ETF,フロンティア
(写真=Thinkstock/Getty Images)

近年、日銀でも金融政策の一環としてETFを買い入れる等、一般のニュースでも取り上げられることもあり、ETF(上場投資信託)の認知度が向上してきた。とはいえ、ETFの中には意外な投資対象先が設定されている銘柄があるのはあまり知られてないのではないだろうか。ここでは、「おもしろETFまとめ」と題して通常では投資できないものや、おもしろい投資対象先のETFについて紹介していこう。

1.エマージング債ETF 「新興国債券」の分散投資が可能に

エマージング債に投資可能なETFに上場インデックスファンド新興国債券 <1566> がある。そもそもエマージング債とは、新興国の政府や関係機関・企業等が発行する債券のこと指す。エマージングとは、「新興」の意味でロシア、東欧、中南米、中国、インド、東南アジア、アフリカなどの国・地域の債券がエマージング債と呼ばれる。

エマージング債は日本国内の債券に比べて利率が良いことが多く、特に現在の日本のマイナス金利政策下では魅力的な商品に見える。しかし新興国と言うことでカントリーリスクや信用リスクにも注意しなければならない。

エマージング債ETFは新興国の債券に分散投資する投資商品である。投資対象の国として、韓国、ブラジル、メキシコ、ポーランド、マレーシア、南アフリカ、タイ、ロシア、トルコ、インドネシア、コロンビア、イスラエル、フィリピン、エジプト、ハンガリー等、様々な新興国に投資をしている。

このETFにかかるコストとして売買手数料の他に、信託報酬として純資産総額に対して年率0.486%程度、信託財産留保額として換金時の基準価額に対し0.3%がかかる。なお現在の資産残高は約69億円(2016年10月31日現在)となっている。

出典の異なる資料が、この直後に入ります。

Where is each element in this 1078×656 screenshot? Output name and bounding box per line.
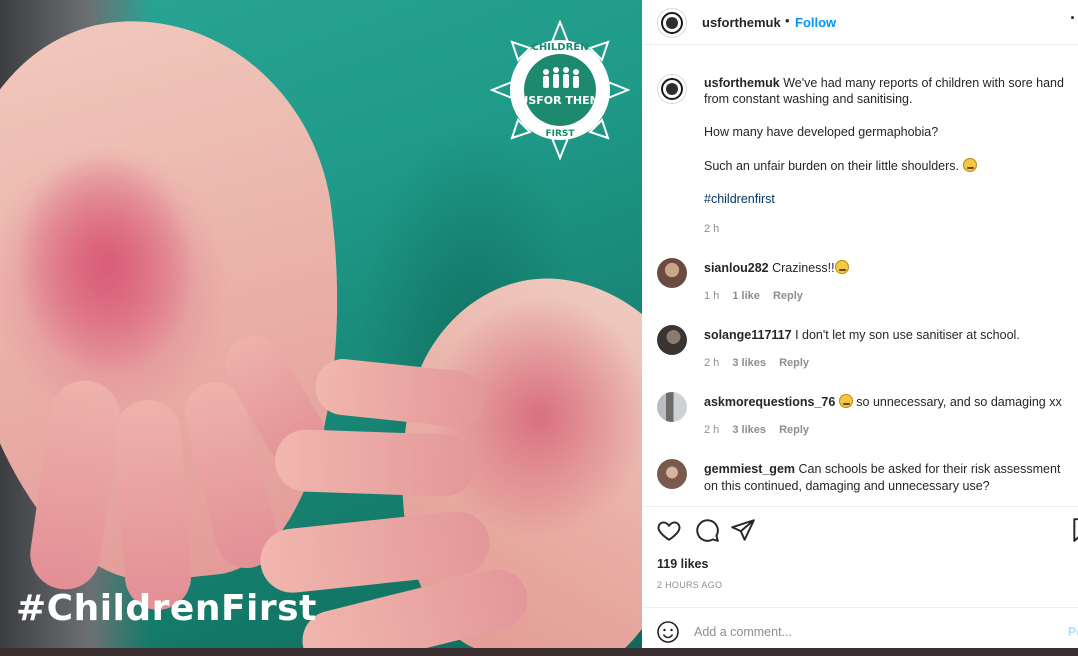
comment-meta: 1 h 1 like Reply	[704, 290, 813, 302]
avatar[interactable]	[657, 8, 687, 38]
comment-username[interactable]: solange117117	[704, 328, 792, 342]
right-hand-finger	[273, 428, 477, 498]
children-first-logo: CHILDREN USFOR THEM FIRST	[490, 20, 630, 160]
avatar[interactable]	[657, 258, 687, 288]
avatar[interactable]	[657, 459, 687, 489]
comment-item: askmorequestions_76 so unnecessary, and …	[642, 392, 1078, 452]
logo-middle-text: USFOR THEM	[519, 94, 600, 107]
post-comment-button[interactable]: Po	[1068, 625, 1078, 639]
caption-username[interactable]: usforthemuk	[704, 76, 780, 90]
caption-line-3: How many have developed germaphobia?	[704, 125, 939, 139]
comment-meta: 2 h 3 likes Reply	[704, 357, 819, 369]
sad-face-emoji-icon	[834, 260, 849, 274]
likes-count[interactable]: 119 likes	[657, 557, 708, 571]
comment-time[interactable]: 2 h	[704, 424, 719, 436]
comment-body: Craziness!!	[772, 261, 835, 275]
comment-body: I don't let my son use sanitiser at scho…	[795, 328, 1020, 342]
comment-icon[interactable]	[694, 517, 720, 543]
comment-body: so unnecessary, and so damaging xx	[856, 395, 1062, 409]
bookmark-icon[interactable]	[1070, 517, 1078, 543]
image-hashtag: #ChildrenFirst	[16, 588, 317, 629]
header-username[interactable]: usforthemuk	[702, 15, 781, 30]
comment-body: Can schools be asked for their risk asse…	[798, 462, 1061, 476]
comment-username[interactable]: sianlou282	[704, 261, 769, 275]
caption-line-1: usforthemuk We've had many reports of ch…	[704, 75, 1078, 92]
comment-item: solange117117 I don't let my son use san…	[642, 325, 1078, 385]
add-comment-input[interactable]: Add a comment...	[694, 625, 792, 639]
comment-username[interactable]: gemmiest_gem	[704, 462, 795, 476]
avatar[interactable]	[657, 74, 687, 104]
separator-dot: •	[785, 13, 790, 28]
avatar[interactable]	[657, 325, 687, 355]
comment-likes[interactable]: 1 like	[732, 290, 760, 302]
reply-button[interactable]: Reply	[773, 290, 803, 302]
post-actions	[642, 506, 1078, 550]
caption-text: Such an unfair burden on their little sh…	[704, 159, 960, 173]
bottom-edge-bar	[0, 648, 1078, 656]
comment-text: askmorequestions_76 so unnecessary, and …	[704, 394, 1062, 411]
caption-text: We've had many reports of children with …	[783, 76, 1064, 90]
post-header: usforthemuk • Follow ·	[642, 0, 1078, 45]
caption-line-2: from constant washing and sanitising.	[704, 92, 913, 106]
caption-line-4: Such an unfair burden on their little sh…	[704, 158, 977, 173]
comment-likes[interactable]: 3 likes	[732, 357, 766, 369]
comment-composer: Add a comment... Po	[642, 607, 1078, 648]
avatar[interactable]	[657, 392, 687, 422]
comment-text: gemmiest_gem Can schools be asked for th…	[704, 461, 1060, 495]
reply-button[interactable]: Reply	[779, 357, 809, 369]
logo-bottom-text: FIRST	[545, 129, 575, 139]
comment-body: on this continued, damaging and unnecess…	[704, 479, 990, 493]
comment-text: sianlou282 Craziness!!	[704, 260, 849, 277]
post-sidebar: usforthemuk • Follow · usforthemuk We've…	[642, 0, 1078, 648]
follow-button[interactable]: Follow	[795, 15, 836, 30]
caption-hashtag-link[interactable]: #childrenfirst	[704, 192, 775, 206]
sad-face-emoji-icon	[838, 394, 853, 408]
sad-face-emoji-icon	[962, 158, 977, 172]
comment-likes[interactable]: 3 likes	[732, 424, 766, 436]
post-image[interactable]: CHILDREN USFOR THEM FIRST #ChildrenFirst	[0, 0, 642, 648]
more-options-icon[interactable]: ·	[1070, 8, 1076, 29]
caption-timestamp[interactable]: 2 h	[704, 223, 719, 235]
comment-item: sianlou282 Craziness!! 1 h 1 like Reply	[642, 258, 1078, 318]
comment-meta: 2 h 3 likes Reply	[704, 424, 819, 436]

2.フロンティアETF エマージングより「新興」の「株式」へ

フロンティアマーケットに投資するETFとしてi シェアーズフロンティア株ETF <1583> がある。フロンティアマーケットとは、前述したエマージング債ETFの投資対象である新興国よりもさらに発展途上の国・市場を指す。このETFはそんなフロンティアマーケットの「株式」に分散投資する投資商品である。まだまだ発展途上の国、地域の株式に投資するので高い成長性が期待できる反面、カントリーリスクなどには十分注意しなければならない。

実際のETFの投資先としては、クウェート、アルゼンチン、パキスタン、ナイジェリア、ケニア、モロッコ、ルーマニア、オマーン、モーリシャスス、バングラディッシュ、ベトナム、ルクセンブルク、カザフスタン、スリランカ、ヨルダン、バーレーン等がある。

このETFにかかるコストとしては、売買手数料の他に、総経費年率0.79%となっている。なお総資産額は約505億円(2016年11月4日現在)である。